CROTHERSVILLE — The Crothersville Town Council had a tough task.

To re-establish the cumulative capital development fund and raise the property tax rate for residents or not, that was the question.

During a public hearing Thursday night at the town hall, the council spent about 50 minutes discussing the topic and ultimately voted 4-0 to re-establish the property tax rate at the maximum, 0.05, up from the current rate of 0.0132. Council President Jason Hillenburg attended the meeting via phone, so he couldn’t cast a vote.

Only one resident attended the meeting, but they did not speak in favor of or against the matter.

Reuben Cummings with GFC LLC of Seymour said a $100,000 homestead property will see an increase of roughly $8.67 a year. That will start with the 2023 tax bills.

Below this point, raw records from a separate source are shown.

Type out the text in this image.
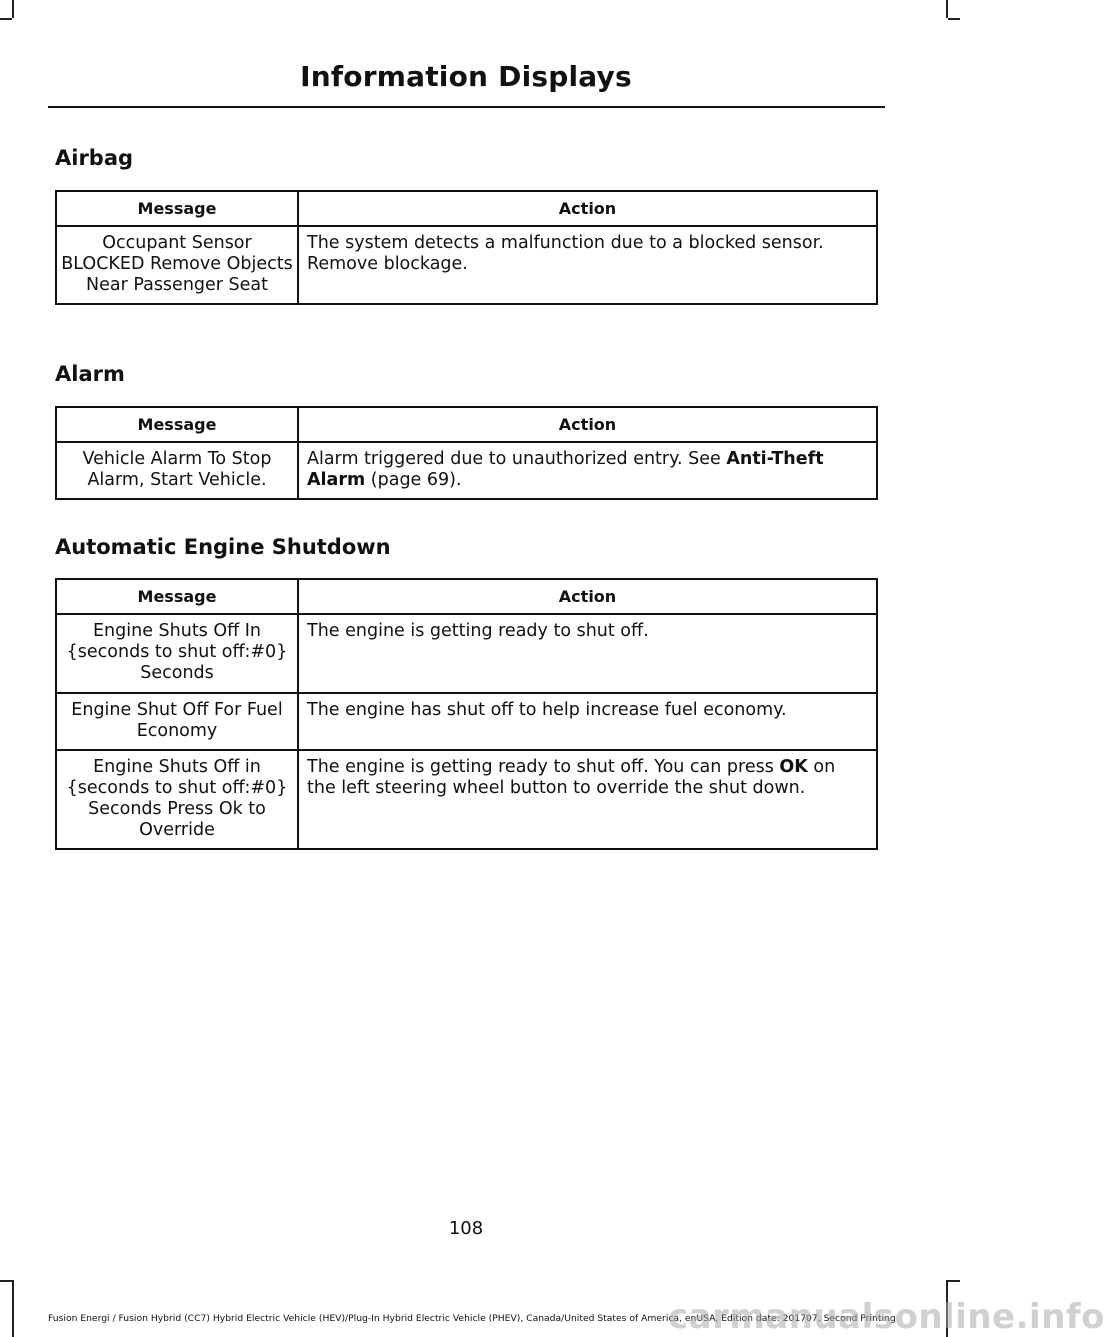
Information Displays
Airbag
Message	Action
Occupant Sensor BLOCKED Remove Objects Near Passenger Seat	The system detects a malfunction due to a blocked sensor. Remove blockage.
Alarm
Message	Action
Vehicle Alarm To Stop Alarm, Start Vehicle.	Alarm triggered due to unauthorized entry. See Anti-Theft Alarm (page 69).
Automatic Engine Shutdown
Message	Action
Engine Shuts Off In {seconds to shut off:#0} Seconds	The engine is getting ready to shut off.
Engine Shut Off For Fuel Economy	The engine has shut off to help increase fuel economy.
Engine Shuts Off in {seconds to shut off:#0} Seconds Press Ok to Override	The engine is getting ready to shut off. You can press OK on the left steering wheel button to override the shut down.
108
Fusion Energi / Fusion Hybrid (CC7) Hybrid Electric Vehicle (HEV)/Plug-In Hybrid Electric Vehicle (PHEV), Canada/United States of America, enUSA, Edition date: 201707, Second Printing
carmanualsonline.info
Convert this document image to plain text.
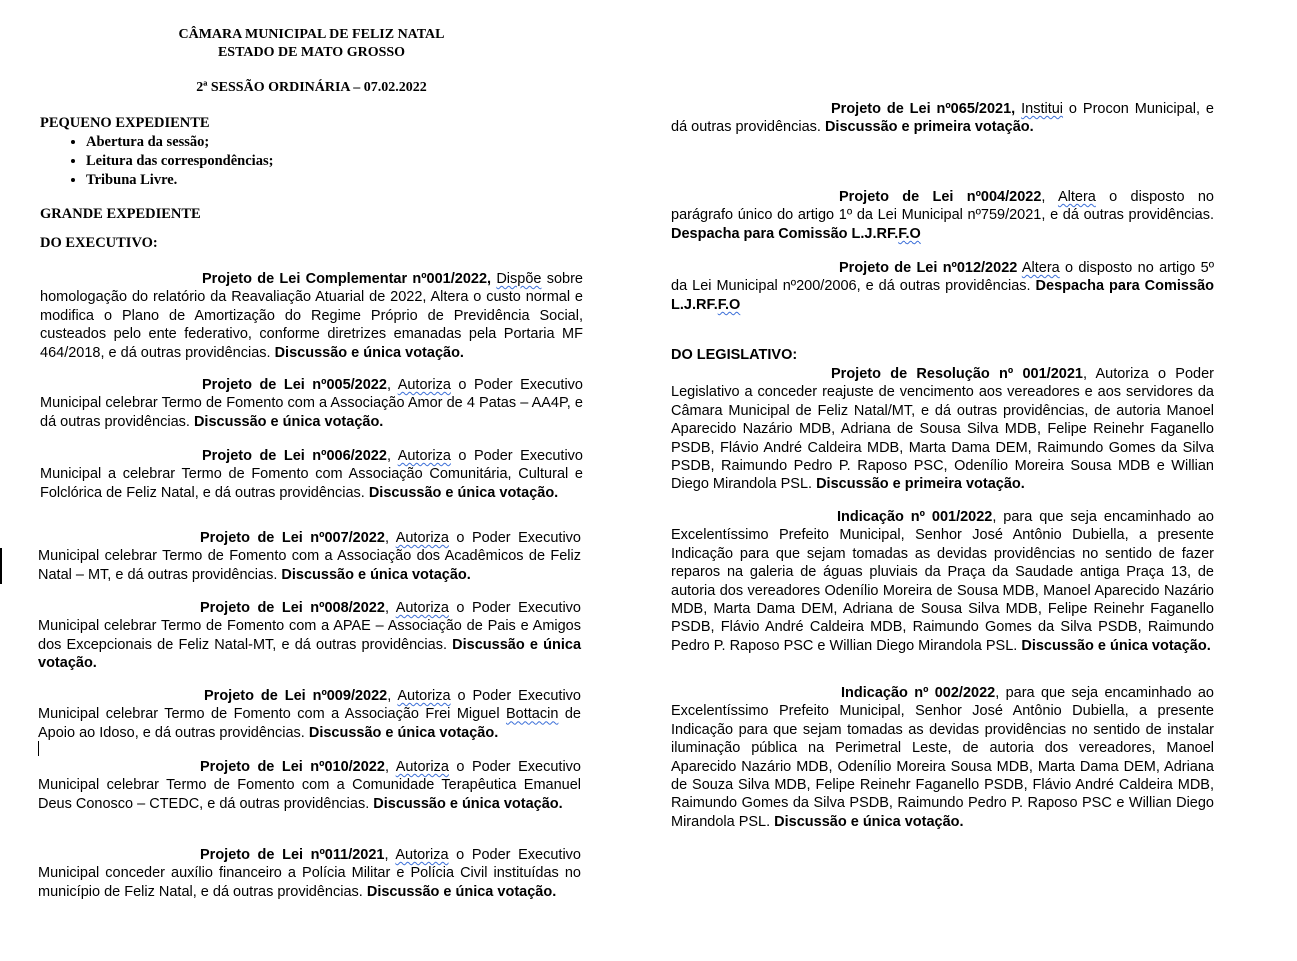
CÂMARA MUNICIPAL DE FELIZ NATAL
ESTADO DE MATO GROSSO
2ª SESSÃO ORDINÁRIA – 07.02.2022
PEQUENO EXPEDIENTE
• Abertura da sessão;
• Leitura das correspondências;
• Tribuna Livre.
GRANDE EXPEDIENTE
DO EXECUTIVO:
Projeto de Lei Complementar nº001/2022, Dispõe sobre homologação do relatório da Reavaliação Atuarial de 2022, Altera o custo normal e modifica o Plano de Amortização do Regime Próprio de Previdência Social, custeados pelo ente federativo, conforme diretrizes emanadas pela Portaria MF 464/2018, e dá outras providências. Discussão e única votação.
Projeto de Lei nº005/2022, Autoriza o Poder Executivo Municipal celebrar Termo de Fomento com a Associação Amor de 4 Patas – AA4P, e dá outras providências. Discussão e única votação.
Projeto de Lei nº006/2022, Autoriza o Poder Executivo Municipal a celebrar Termo de Fomento com Associação Comunitária, Cultural e Folclórica de Feliz Natal, e dá outras providências. Discussão e única votação.
Projeto de Lei nº007/2022, Autoriza o Poder Executivo Municipal celebrar Termo de Fomento com a Associação dos Acadêmicos de Feliz Natal – MT, e dá outras providências. Discussão e única votação.
Projeto de Lei nº008/2022, Autoriza o Poder Executivo Municipal celebrar Termo de Fomento com a APAE – Associação de Pais e Amigos dos Excepcionais de Feliz Natal-MT, e dá outras providências. Discussão e única votação.
Projeto de Lei nº009/2022, Autoriza o Poder Executivo Municipal celebrar Termo de Fomento com a Associação Frei Miguel Bottacin de Apoio ao Idoso, e dá outras providências. Discussão e única votação.
Projeto de Lei nº010/2022, Autoriza o Poder Executivo Municipal celebrar Termo de Fomento com a Comunidade Terapêutica Emanuel Deus Conosco – CTEDC, e dá outras providências. Discussão e única votação.
Projeto de Lei nº011/2021, Autoriza o Poder Executivo Municipal conceder auxílio financeiro a Polícia Militar e Polícia Civil instituídas no município de Feliz Natal, e dá outras providências. Discussão e única votação.
Projeto de Lei nº065/2021, Institui o Procon Municipal, e dá outras providências. Discussão e primeira votação.
Projeto de Lei nº004/2022, Altera o disposto no parágrafo único do artigo 1º da Lei Municipal nº759/2021, e dá outras providências. Despacha para Comissão L.J.RF.F.O
Projeto de Lei nº012/2022 Altera o disposto no artigo 5º da Lei Municipal nº200/2006, e dá outras providências. Despacha para Comissão L.J.RF.F.O
DO LEGISLATIVO:
Projeto de Resolução nº 001/2021, Autoriza o Poder Legislativo a conceder reajuste de vencimento aos vereadores e aos servidores da Câmara Municipal de Feliz Natal/MT, e dá outras providências, de autoria Manoel Aparecido Nazário MDB, Adriana de Sousa Silva MDB, Felipe Reinehr Faganello PSDB, Flávio André Caldeira MDB, Marta Dama DEM, Raimundo Gomes da Silva PSDB, Raimundo Pedro P. Raposo PSC, Odenílio Moreira Sousa MDB e Willian Diego Mirandola PSL. Discussão e primeira votação.
Indicação nº 001/2022, para que seja encaminhado ao Excelentíssimo Prefeito Municipal, Senhor José Antônio Dubiella, a presente Indicação para que sejam tomadas as devidas providências no sentido de fazer reparos na galeria de águas pluviais da Praça da Saudade antiga Praça 13, de autoria dos vereadores Odenílio Moreira de Sousa MDB, Manoel Aparecido Nazário MDB, Marta Dama DEM, Adriana de Sousa Silva MDB, Felipe Reinehr Faganello PSDB, Flávio André Caldeira MDB, Raimundo Gomes da Silva PSDB, Raimundo Pedro P. Raposo PSC e Willian Diego Mirandola PSL. Discussão e única votação.
Indicação nº 002/2022, para que seja encaminhado ao Excelentíssimo Prefeito Municipal, Senhor José Antônio Dubiella, a presente Indicação para que sejam tomadas as devidas providências no sentido de instalar iluminação pública na Perimetral Leste, de autoria dos vereadores, Manoel Aparecido Nazário MDB, Odenílio Moreira Sousa MDB, Marta Dama DEM, Adriana de Souza Silva MDB, Felipe Reinehr Faganello PSDB, Flávio André Caldeira MDB, Raimundo Gomes da Silva PSDB, Raimundo Pedro P. Raposo PSC e Willian Diego Mirandola PSL. Discussão e única votação.
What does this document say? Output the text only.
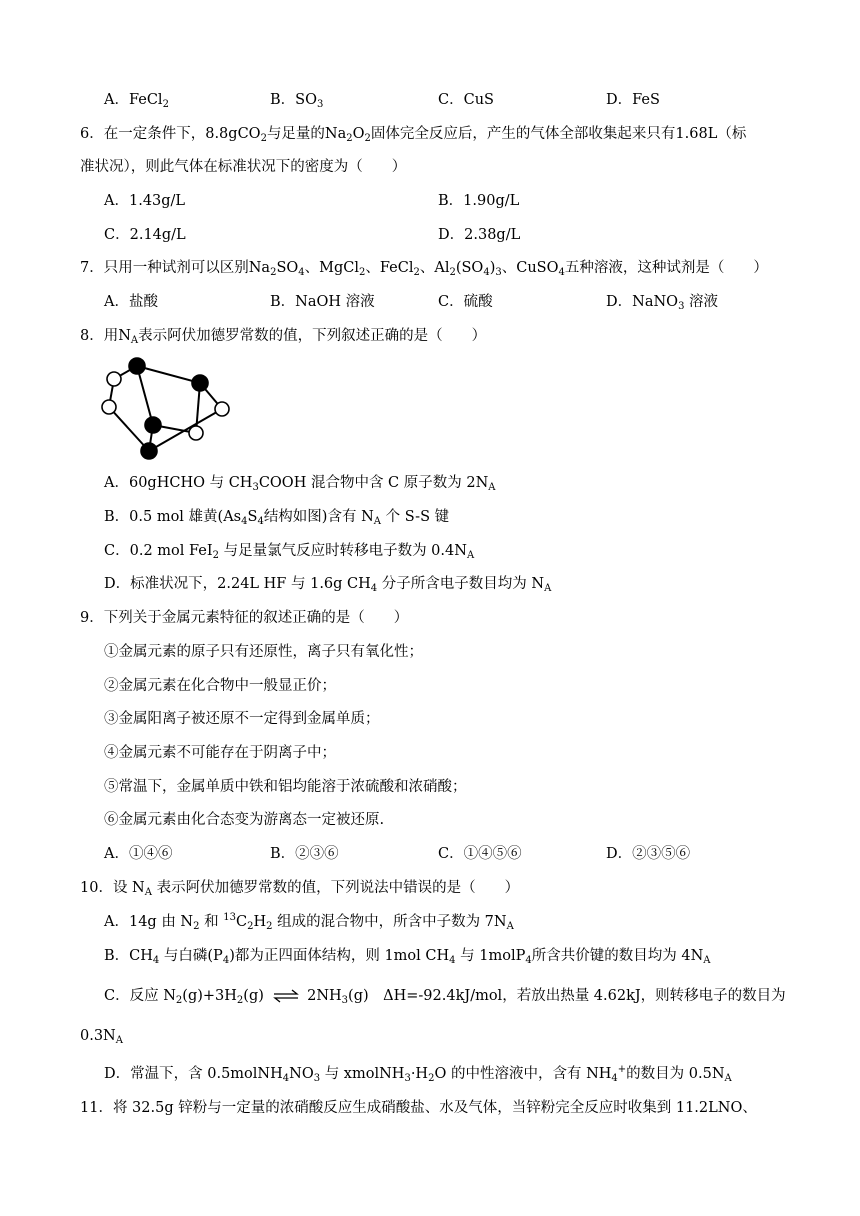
A．FeCl$_2$	B．$SO_3$	C．CuS	D．FeS
6．在一定条件下，8.8gCO$_2$与足量的$Na_2O_2$固体完全反应后，产生的气体全部收集起来只有1.68L（标
准状况），则此气体在标准状况下的密度为（　　）
A．1.43g/L	B．1.90g/L
C．2.14g/L	D．2.38g/L
7．只用一种试剂可以区别$Na_2SO_4$、MgCl$_2$、FeCl$_2$、$Al_2(SO_4)_3$、CuSO$_4$五种溶液，这种试剂是（　　）
A．盐酸	B．NaOH 溶液	C．硫酸	D．NaNO$_3$ 溶液
8．用$N_A$表示阿伏加德罗常数的值，下列叙述正确的是（　　）
A．60gHCHO 与 $CH_3COOH$ 混合物中含 C 原子数为 $2N_A$
B．0.5 mol 雄黄($As_4S_4$结构如图)含有 $N_A$ 个 S-S 键
C．0.2 mol FeI$_2$ 与足量氯气反应时转移电子数为 $0.4N_A$
D．标准状况下，2.24L HF 与 1.6g $CH_4$ 分子所含电子数目均为 $N_A$
9．下列关于金属元素特征的叙述正确的是（　　）
①金属元素的原子只有还原性，离子只有氧化性；
②金属元素在化合物中一般显正价；
③金属阳离子被还原不一定得到金属单质；
④金属元素不可能存在于阴离子中；
⑤常温下，金属单质中铁和铝均能溶于浓硫酸和浓硝酸；
⑥金属元素由化合态变为游离态一定被还原.
A．①④⑥	B．②③⑥	C．①④⑤⑥	D．②③⑤⑥
10．设 $N_A$ 表示阿伏加德罗常数的值，下列说法中错误的是（　　）
A．14g 由 $N_2$ 和 $^{13}C_2H_2$ 组成的混合物中，所含中子数为 $7N_A$
B．$CH_4$ 与白磷$(P_4)$都为正四面体结构，则 1mol $CH_4$ 与 1molP$_4$所含共价键的数目均为 $4N_A$
C．反应 $N_2(g)+3H_2(g)$ ⇌ $2NH_3(g)$　ΔH=-92.4kJ/mol，若放出热量 4.62kJ，则转移电子的数目为
$0.3N_A$
D．常温下，含 $0.5molNH_4NO_3$ 与 $xmolNH_3\cdot H_2O$ 的中性溶液中，含有 $NH_4^+$的数目为 $0.5N_A$
11．将 32.5g 锌粉与一定量的浓硝酸反应生成硝酸盐、水及气体，当锌粉完全反应时收集到 11.2LNO、
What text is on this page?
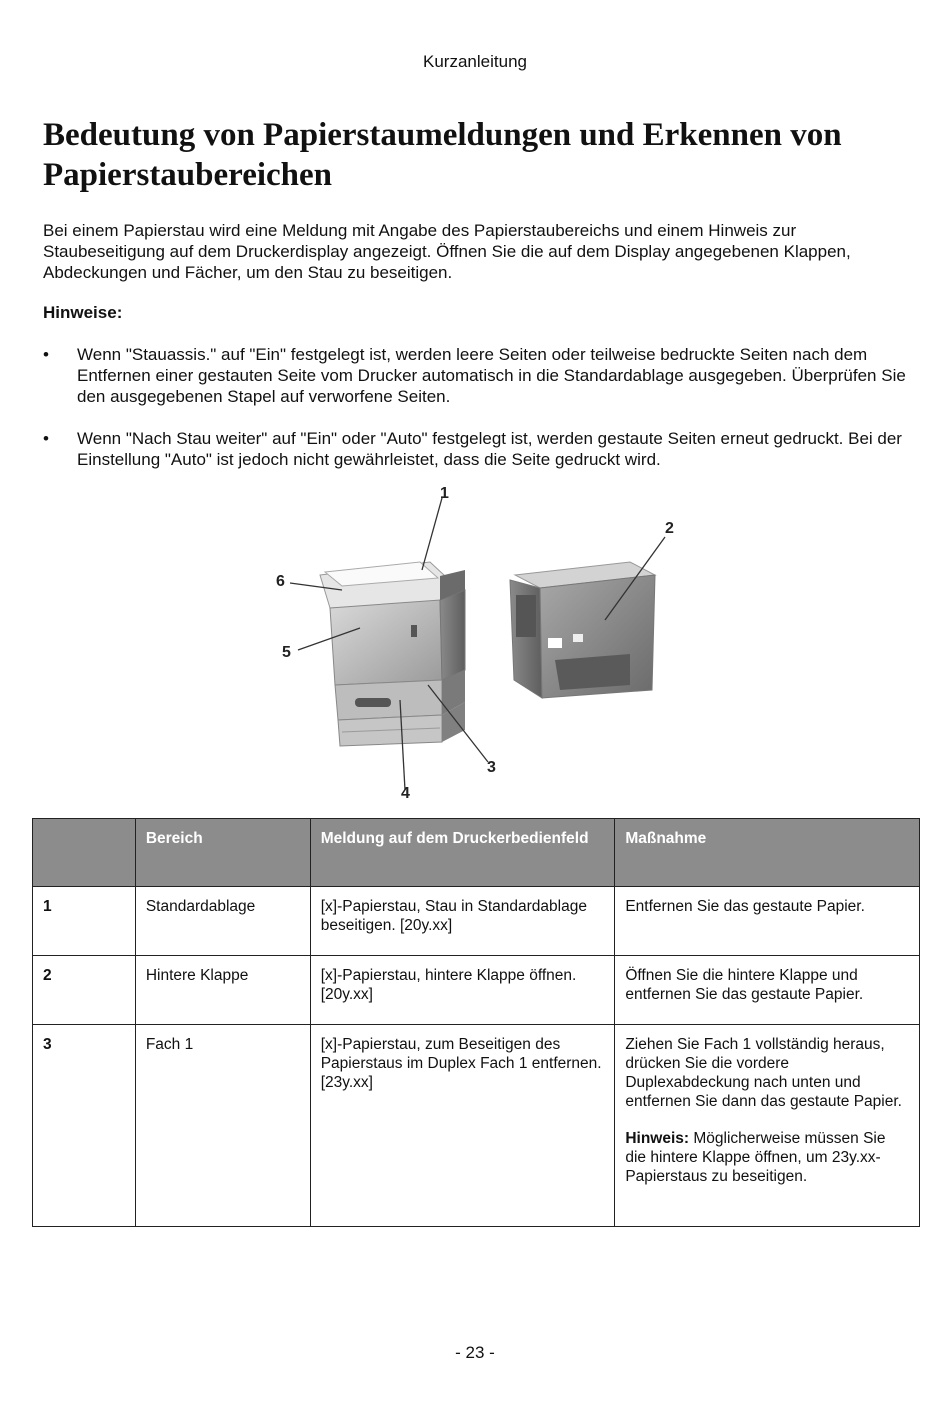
Kurzanleitung
Bedeutung von Papierstaumeldungen und Erkennen von Papierstaubereichen

Bei einem Papierstau wird eine Meldung mit Angabe des Papierstaubereichs und einem Hinweis zur Staubeseitigung auf dem Druckerdisplay angezeigt. Öffnen Sie die auf dem Display angegebenen Klappen, Abdeckungen und Fächer, um den Stau zu beseitigen.

Hinweise:

• Wenn "Stauassis." auf "Ein" festgelegt ist, werden leere Seiten oder teilweise bedruckte Seiten nach dem Entfernen einer gestauten Seite vom Drucker automatisch in die Standardablage ausgegeben. Überprüfen Sie den ausgegebenen Stapel auf verworfene Seiten.
• Wenn "Nach Stau weiter" auf "Ein" oder "Auto" festgelegt ist, werden gestaute Seiten erneut gedruckt. Bei der Einstellung "Auto" ist jedoch nicht gewährleistet, dass die Seite gedruckt wird.
1
2
3
4
5
6
	Bereich	Meldung auf dem Druckerbedienfeld	Maßnahme
1	Standardablage	[x]-Papierstau, Stau in Standardablage beseitigen. [20y.xx]	Entfernen Sie das gestaute Papier.
2	Hintere Klappe	[x]-Papierstau, hintere Klappe öffnen. [20y.xx]	Öffnen Sie die hintere Klappe und entfernen Sie das gestaute Papier.
3	Fach 1	[x]-Papierstau, zum Beseitigen des Papierstaus im Duplex Fach 1 entfernen. [23y.xx]	Ziehen Sie Fach 1 vollständig heraus, drücken Sie die vordere Duplexabdeckung nach unten und entfernen Sie dann das gestaute Papier.
Hinweis: Möglicherweise müssen Sie die hintere Klappe öffnen, um 23y.xx-Papierstaus zu beseitigen.
- 23 -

The increase in the property tax rate will bump up the town’s annual revenue by more than $25,000 to help with purchases related to infrastructure, vehicles and equipment.

Council Vice President Jamy Greathouse said the town hadn’t raised the rate since 2006. At that time, it was 0.026, and since then, it was slowly declined.

Even though some people would consider the annual increase small, Councilman Aaron Mays said residents he has talked to don’t want to pay more in taxes.

“I know that it’s money to help the community, but people who are paying that, when they hear a raise in taxes, that’s all they hear,” he said.

During the regular council meeting earlier this month, Councilwoman Terry Richey said she was waiting to receive some financial information to decide if the time is right to re-establish the cumulative capital development fund. She still had some concerns during Thursday’s meeting.

“There’s a lot of stuff happening in the world right now with costs and inflation and different things. I’m just worried that it’s a bad time to hit people right now,” she said. “They see increase at the gas pump, and they see increase at the grocery store, and they see increase everywhere they go. We just hit them with an increase of the sewer (rate), which that has been a year since we did that. I just have my concerns. I’m having a really hard time with it.”

Things are costing the town more, too, Greathouse said.

“I don’t think it’s ever a good time to raise taxes,” he said. “But the fact of the matter is we were put in these positions, we see behind the scenes things, we understand, we have those conversations and we have to be the ones that do what’s best for the community. … Since 2006, we’ve left a lot on the table that has not been going into that fund. I believe there is a lot of need, and I believe it has gone undone for a long time.”

The council chose not to re-establish the fund in 2021, and Greathouse said pushing it off again this year would do the town an injustice.

“In the long term, that $25,000 can turn into so much more,” he said. “I think it’s on us to be responsible with how we spend it … but not to vote it through to where it’s not even available for us to have that opportunity I think would be a letdown on us.”

Hillenburg said while he doesn’t want to see his taxes go up, either, residents are putting their trust in the council to put the money to the proper use now to benefit the town in the future.

“We’ve got to do what’s best for not just today, for 2021, 2022 in Crothersville, we’ve got to do what’s best for Crothersville in 10 years, 15 years,” he said. “We’ve got to get the ball rolling in motion for those (council members) to come, not just for us now.”

By the end of Thursday’s discussion, after hearing both sides of the issue, Richey made a motion to increase the property tax rate to the max, and that passed. She said the fact that the money will help the community resulted in her voting in favor of the increase.

She then said it’s important for the council to come up with a plan to show how it will be using the revenue that will begin coming back to the town in 2023.

Mays said it’s key to spend that money on things citizens can see, touch and use and that make the community better.

“It’s their money,” Mays said.

Greathouse agreed with Richey and Mays.

“Spend where it’s visible, spend the way that shows this community that we’re working for them,” Greathouse said. “This little bit will help us be able to continue to grow and develop in those ways and maybe attract another company, maybe attract somebody to build some more houses. We have to have money to invest back into the community, need money to put into the community. I believe this is the first steppingstone to do it.”

Crothersville just received a matching grant for the fifth time to pave town streets, streetlights will be converted to LED to reduce energy bills, a sewer compliance project is underway, a drinking water project is in the works, a fifth police officer was added, improvements have been made at the parks and annexation will generate more funds for the town.

Now with the reestablishment of the cumulative capital development fund, Councilman Chad Wilson said the town’s priority will be infrastructure, including sidewalks.